Os norte-americanos sabem que não trairíamos nossos compromissos, compromissos legais, mas também, sabe, os compromissos políticos que desenvolvemos com os chineses. Temos problemas, temos dificuldades em nossas relações principalmente por causa das sanções, porque as empresas querem evitar ser punidas.
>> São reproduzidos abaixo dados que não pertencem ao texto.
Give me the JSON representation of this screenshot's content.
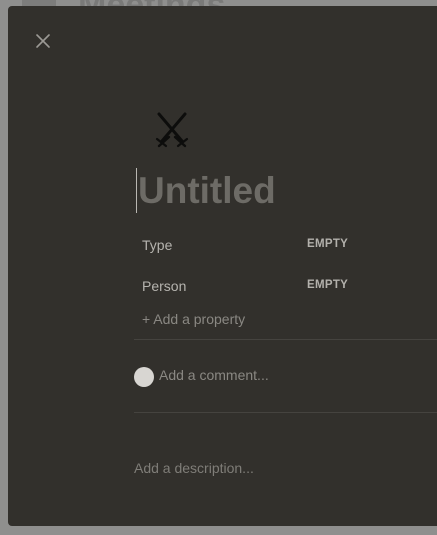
{
  "background_page": {
    "title": "Meetings"
  },
  "modal": {
    "close_icon": "close-icon",
    "page_icon": "crossed-swords-icon",
    "title_placeholder": "Untitled",
    "properties": [
      {
        "name": "Type",
        "value": "EMPTY"
      },
      {
        "name": "Person",
        "value": "EMPTY"
      }
    ],
    "add_property_label": "+ Add a property",
    "comment_placeholder": "Add a comment...",
    "description_placeholder": "Add a description..."
  },
  "colors": {
    "modal_background": "#32302c",
    "backdrop": "#8f8f8e"
  }
}
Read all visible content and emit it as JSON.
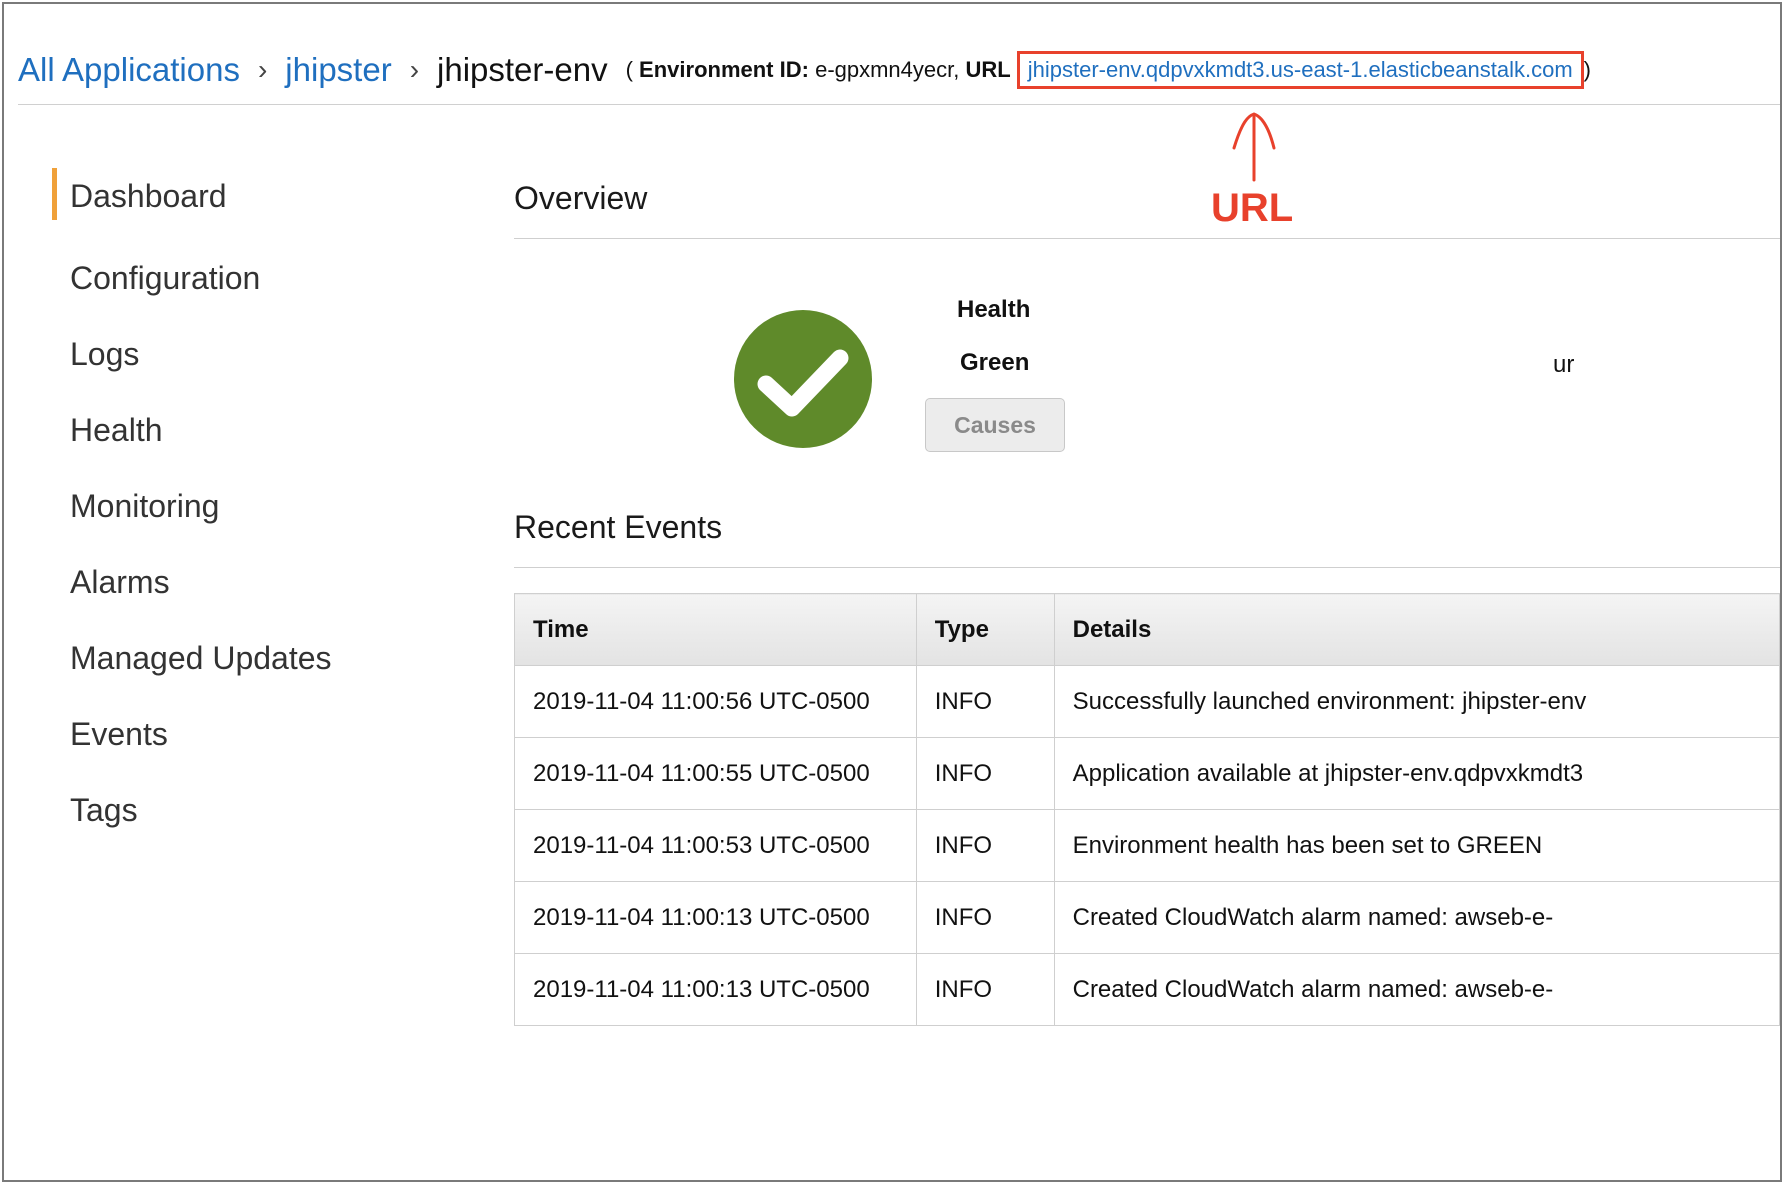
{
  "breadcrumb": {
    "all_applications": "All Applications",
    "separator": "›",
    "application": "jhipster",
    "environment": "jhipster-env",
    "meta_open": "(",
    "env_id_label": "Environment ID:",
    "env_id_value": "e-gpxmn4yecr,",
    "url_label": "URL",
    "url_value": "jhipster-env.qdpvxkmdt3.us-east-1.elasticbeanstalk.com",
    "meta_close": ")"
  },
  "annotation": {
    "label": "URL",
    "color": "#e8412c"
  },
  "nav": {
    "items": [
      {
        "label": "Dashboard",
        "active": true
      },
      {
        "label": "Configuration"
      },
      {
        "label": "Logs"
      },
      {
        "label": "Health"
      },
      {
        "label": "Monitoring"
      },
      {
        "label": "Alarms"
      },
      {
        "label": "Managed Updates"
      },
      {
        "label": "Events"
      },
      {
        "label": "Tags"
      }
    ],
    "active_color": "#f0a13a"
  },
  "overview": {
    "title": "Overview",
    "health_label": "Health",
    "health_status": "Green",
    "health_icon": "check-circle-icon",
    "health_color": "#5f8a2a",
    "causes_button": "Causes",
    "clipped_text": "ur"
  },
  "events": {
    "title": "Recent Events",
    "columns": [
      "Time",
      "Type",
      "Details"
    ],
    "rows": [
      {
        "time": "2019-11-04 11:00:56 UTC-0500",
        "type": "INFO",
        "details": "Successfully launched environment: jhipster-env"
      },
      {
        "time": "2019-11-04 11:00:55 UTC-0500",
        "type": "INFO",
        "details": "Application available at jhipster-env.qdpvxkmdt3"
      },
      {
        "time": "2019-11-04 11:00:53 UTC-0500",
        "type": "INFO",
        "details": "Environment health has been set to GREEN"
      },
      {
        "time": "2019-11-04 11:00:13 UTC-0500",
        "type": "INFO",
        "details": "Created CloudWatch alarm named: awseb-e-"
      },
      {
        "time": "2019-11-04 11:00:13 UTC-0500",
        "type": "INFO",
        "details": "Created CloudWatch alarm named: awseb-e-"
      }
    ],
    "info_color": "#5b8a1a"
  }
}
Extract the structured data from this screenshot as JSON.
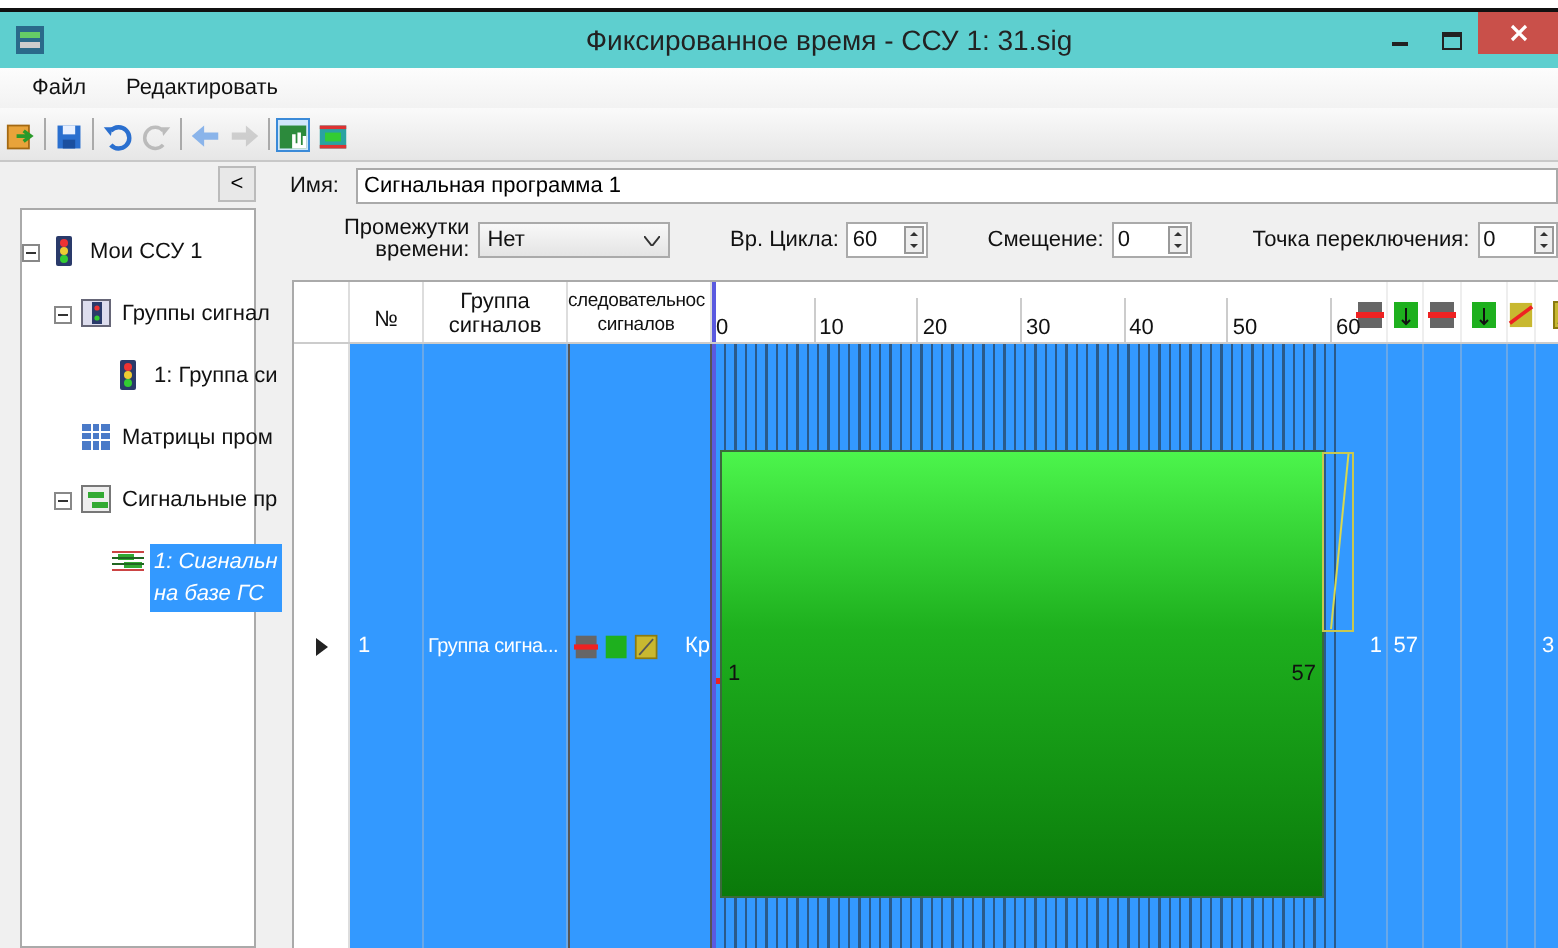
{
  "window": {
    "title": "Фиксированное время - ССУ 1: 31.sig"
  },
  "menu": [
    "Файл",
    "Редактировать"
  ],
  "toolbar": [
    {
      "kind": "open",
      "disabled": false,
      "selected": false
    },
    {
      "kind": "separator"
    },
    {
      "kind": "save",
      "disabled": false,
      "selected": false
    },
    {
      "kind": "separator"
    },
    {
      "kind": "undo",
      "disabled": false,
      "selected": false
    },
    {
      "kind": "redo",
      "disabled": true,
      "selected": false
    },
    {
      "kind": "separator"
    },
    {
      "kind": "back",
      "disabled": false,
      "selected": false
    },
    {
      "kind": "forward",
      "disabled": true,
      "selected": false
    },
    {
      "kind": "separator"
    },
    {
      "kind": "hand",
      "disabled": false,
      "selected": true
    },
    {
      "kind": "stripes",
      "disabled": false,
      "selected": false
    }
  ],
  "collapse_button": "<",
  "tree": [
    {
      "label": "Мои ССУ 1",
      "kind": "lights",
      "expanded": true,
      "selected": false,
      "children": [
        {
          "label": "Группы сигнал",
          "kind": "group",
          "expanded": true,
          "selected": false,
          "children": [
            {
              "label": "1: Группа си",
              "kind": "lights",
              "selected": false
            }
          ]
        },
        {
          "label": "Матрицы пром",
          "kind": "matrix",
          "selected": false
        },
        {
          "label": "Сигнальные пр",
          "kind": "program",
          "expanded": true,
          "selected": false,
          "children": [
            {
              "label": "1: Сигнальн\nна базе ГС",
              "kind": "program-item",
              "selected": true
            }
          ]
        }
      ]
    }
  ],
  "name_field": {
    "label": "Имя:",
    "value": "Сигнальная программа 1"
  },
  "options": {
    "intervals_label": "Промежутки\nвремени:",
    "intervals_value": "Нет",
    "spinners": [
      {
        "label": "Вр. Цикла:",
        "value": "60"
      },
      {
        "label": "Смещение:",
        "value": "0"
      },
      {
        "label": "Точка переключения:",
        "value": "0"
      }
    ]
  },
  "table": {
    "columns": [
      "№",
      "Группа\nсигналов",
      "следовательнос\nсигналов"
    ],
    "scale_labels": [
      "0",
      "10",
      "20",
      "30",
      "40",
      "50",
      "60"
    ],
    "extra_columns": [
      {
        "kind": "stop"
      },
      {
        "kind": "go"
      },
      {
        "kind": "stop"
      },
      {
        "kind": "go"
      },
      {
        "kind": "amber-off"
      },
      {
        "kind": "amber"
      }
    ],
    "rows": [
      {
        "number": "1",
        "group": "Группа сигна...",
        "sequence_label": "Кр",
        "start": "1",
        "end": "57",
        "extra": [
          "1",
          "57"
        ],
        "column_6": "3"
      }
    ]
  }
}
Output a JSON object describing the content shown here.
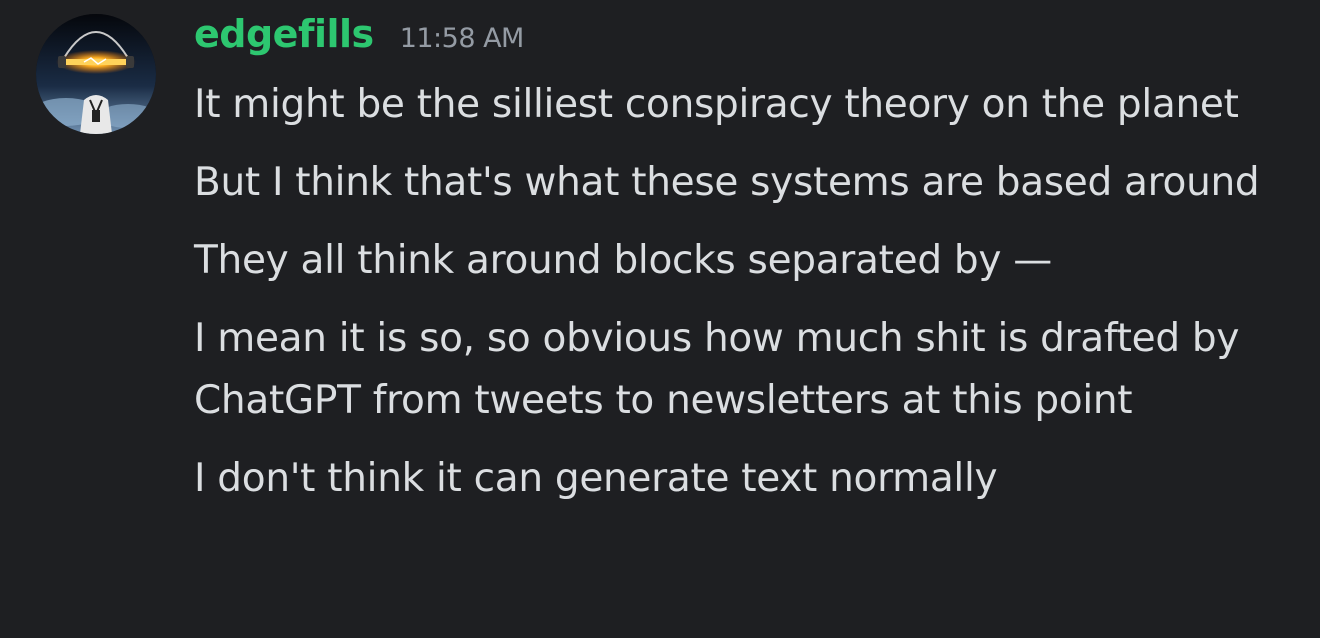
{
  "author": {
    "username": "edgefills",
    "timestamp": "11:58 AM",
    "username_color": "#2dc770"
  },
  "avatar": {
    "icon": "glowing-light-bar-avatar-icon"
  },
  "messages": [
    "It might be the silliest conspiracy theory on the planet",
    "But I think that's what these systems are based around",
    "They all think around blocks separated by —",
    "I mean it is so, so obvious how much shit is drafted by ChatGPT from tweets to newsletters at this point",
    "I don't think it can generate text normally"
  ],
  "colors": {
    "background": "#1e1f22",
    "text": "#dbdee1",
    "timestamp": "#949ba4"
  }
}
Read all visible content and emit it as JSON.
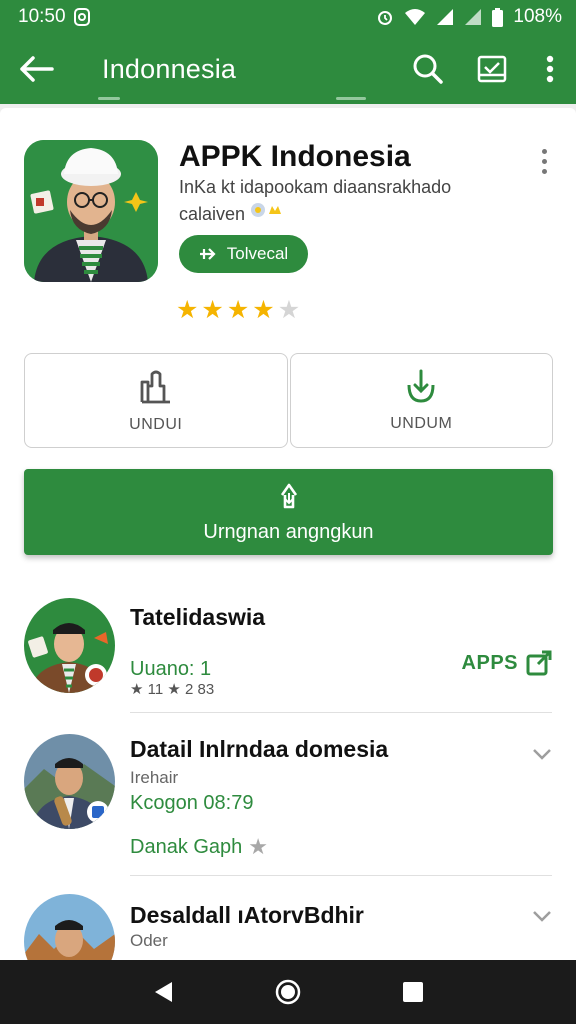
{
  "status_bar": {
    "time": "10:50",
    "battery": "108%"
  },
  "app_bar": {
    "title": "Indonnesia"
  },
  "app": {
    "name": "APPK Indonesia",
    "description_line1": "InKa kt idapookam diaansrakhado",
    "description_line2": "calaiven",
    "install_label": "Tolvecal",
    "rating": 4,
    "rating_max": 5
  },
  "buttons": {
    "left_label": "UNDUI",
    "right_label": "UNDUM",
    "primary_label": "Urngnan angngkun"
  },
  "list": [
    {
      "title": "Tatelidaswia",
      "green_line": "Uuano: 1",
      "stats": "★ 11  ★ 2  83",
      "action": "APPS"
    },
    {
      "title": "Datail Inlrndaa domesia",
      "sub": "Irehair",
      "green_line": "Kcogon 08:79",
      "green_line2": "Danak Gaph"
    },
    {
      "title": "Desaldall ıAtorvBdhir",
      "sub": "Oder"
    }
  ],
  "colors": {
    "primary": "#2e8b3e",
    "star": "#f5b400"
  }
}
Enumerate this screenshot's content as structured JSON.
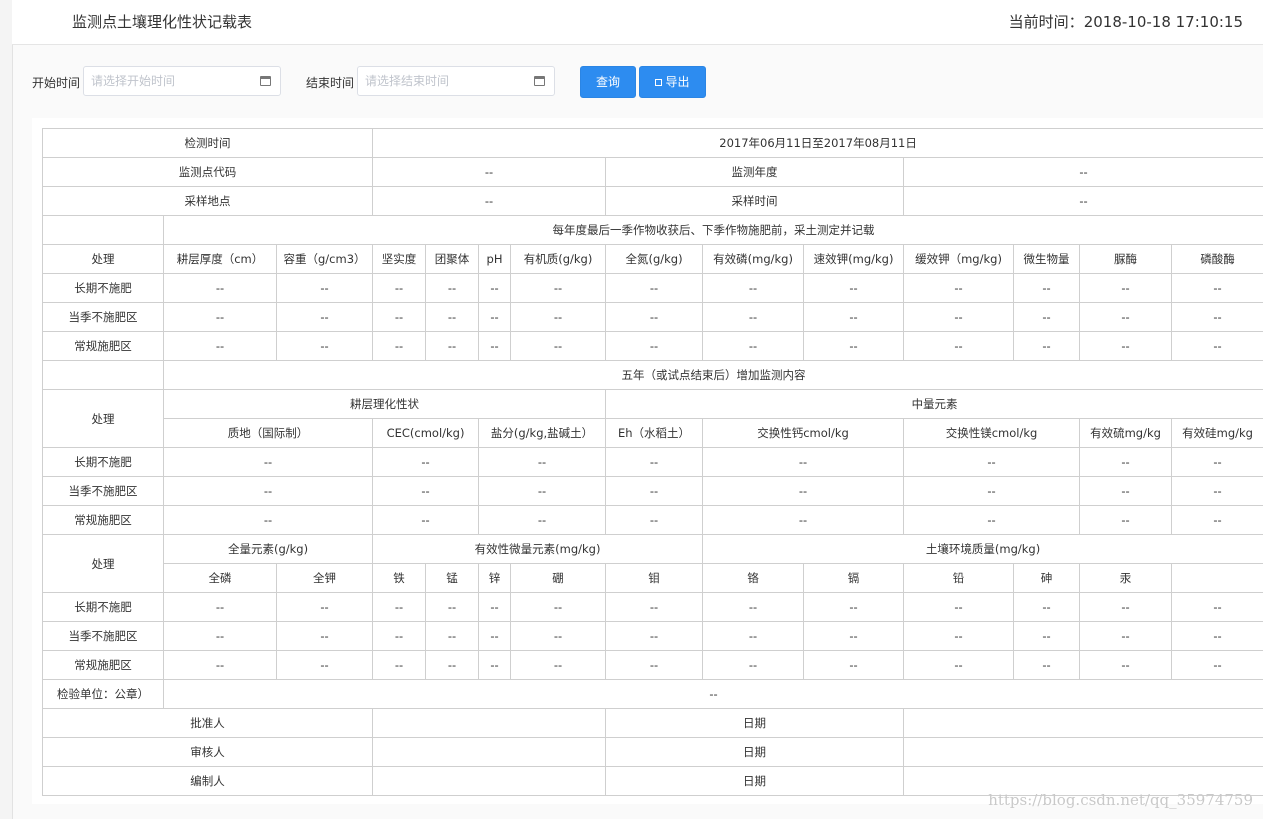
{
  "header": {
    "title": "监测点土壤理化性状记载表",
    "clock_prefix": "当前时间：",
    "clock_value": "2018-10-18 17:10:15"
  },
  "filters": {
    "start_label": "开始时间",
    "start_placeholder": "请选择开始时间",
    "end_label": "结束时间",
    "end_placeholder": "请选择结束时间",
    "query_label": "查询",
    "export_label": "导出"
  },
  "placeholder_cell": "--",
  "record": {
    "detect_time_label": "检测时间",
    "detect_time_value": "2017年06月11日至2017年08月11日",
    "site_code_label": "监测点代码",
    "site_code_value": "--",
    "year_label": "监测年度",
    "year_value": "--",
    "location_label": "采样地点",
    "location_value": "--",
    "sample_time_label": "采样时间",
    "sample_time_value": "--",
    "section1_title": "每年度最后一季作物收获后、下季作物施肥前，采土测定并记载",
    "section2_title": "五年（或试点结束后）增加监测内容",
    "treatment_label": "处理",
    "treatments": [
      "长期不施肥",
      "当季不施肥区",
      "常规施肥区"
    ],
    "section1_headers": [
      "耕层厚度（cm）",
      "容重（g/cm3）",
      "坚实度",
      "团聚体",
      "pH",
      "有机质(g/kg)",
      "全氮(g/kg)",
      "有效磷(mg/kg)",
      "速效钾(mg/kg)",
      "缓效钾（mg/kg)",
      "微生物量",
      "脲酶",
      "磷酸酶"
    ],
    "section2_group1": "耕层理化性状",
    "section2_group2": "中量元素",
    "section2_headers": [
      "质地（国际制）",
      "CEC(cmol/kg)",
      "盐分(g/kg,盐碱土）",
      "Eh（水稻土）",
      "交换性钙cmol/kg",
      "交换性镁cmol/kg",
      "有效硫mg/kg",
      "有效硅mg/kg"
    ],
    "section3_group1": "全量元素(g/kg)",
    "section3_group2": "有效性微量元素(mg/kg)",
    "section3_group3": "土壤环境质量(mg/kg)",
    "section3_headers": [
      "全磷",
      "全钾",
      "铁",
      "锰",
      "锌",
      "硼",
      "钼",
      "铬",
      "镉",
      "铅",
      "砷",
      "汞",
      ""
    ],
    "inspection_label": "检验单位：公章）",
    "inspection_value": "--",
    "signoff": [
      {
        "role": "批准人",
        "date_label": "日期"
      },
      {
        "role": "审核人",
        "date_label": "日期"
      },
      {
        "role": "编制人",
        "date_label": "日期"
      }
    ]
  },
  "watermark": "https://blog.csdn.net/qq_35974759"
}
Alguns dos projetos logísticos e de infraestrutura muito promissores na Sibéria estão sendo adiados. Mas nós não temos pressa e os chineses, é claro, nunca têm pressa. Eles sempre enxergam além do horizonte. Esse é o caráter nacional e nós respeitamos isso.
Na verdade, mais uma vez, eu não revelaria um segredo quando o presidente Joe Biden e o presidente Vladimir Putin se encontraram em junho de 2021 em Genebra. Foi no meio da pandemia da COVID-19, do coronavírus e assim por diante. Em uma breve discussão com apenas os ministros das Relações Exteriores presentes, Joe Biden disse: “Sabe, começo a repensar o absolutismo da democracia porque os países que têm governantes autoritários lidam muito melhor com a infecção da COVID do que nós. Em nosso caso, cada estado tem algum tipo de margem de manobra e decide vacinar ou não vacinar. A China e a Rússia, disse ele, agiram melhor do que muitos outros. Mas essa é uma discussão filosófica.
Você pode argumentar, na mesma lógica, se quatro anos são suficientes para fazer algo a longo prazo, especialmente com essas tecnologias modernas, muito complicadas e sofisticadas, que exigem o reajuste dos setores da economia, e se quatro anos são suficientes ou talvez até mesmo dois anos, porque se você perder as eleições de meio de mandato, o Congresso não permitirá que você faça o que tem de fazer.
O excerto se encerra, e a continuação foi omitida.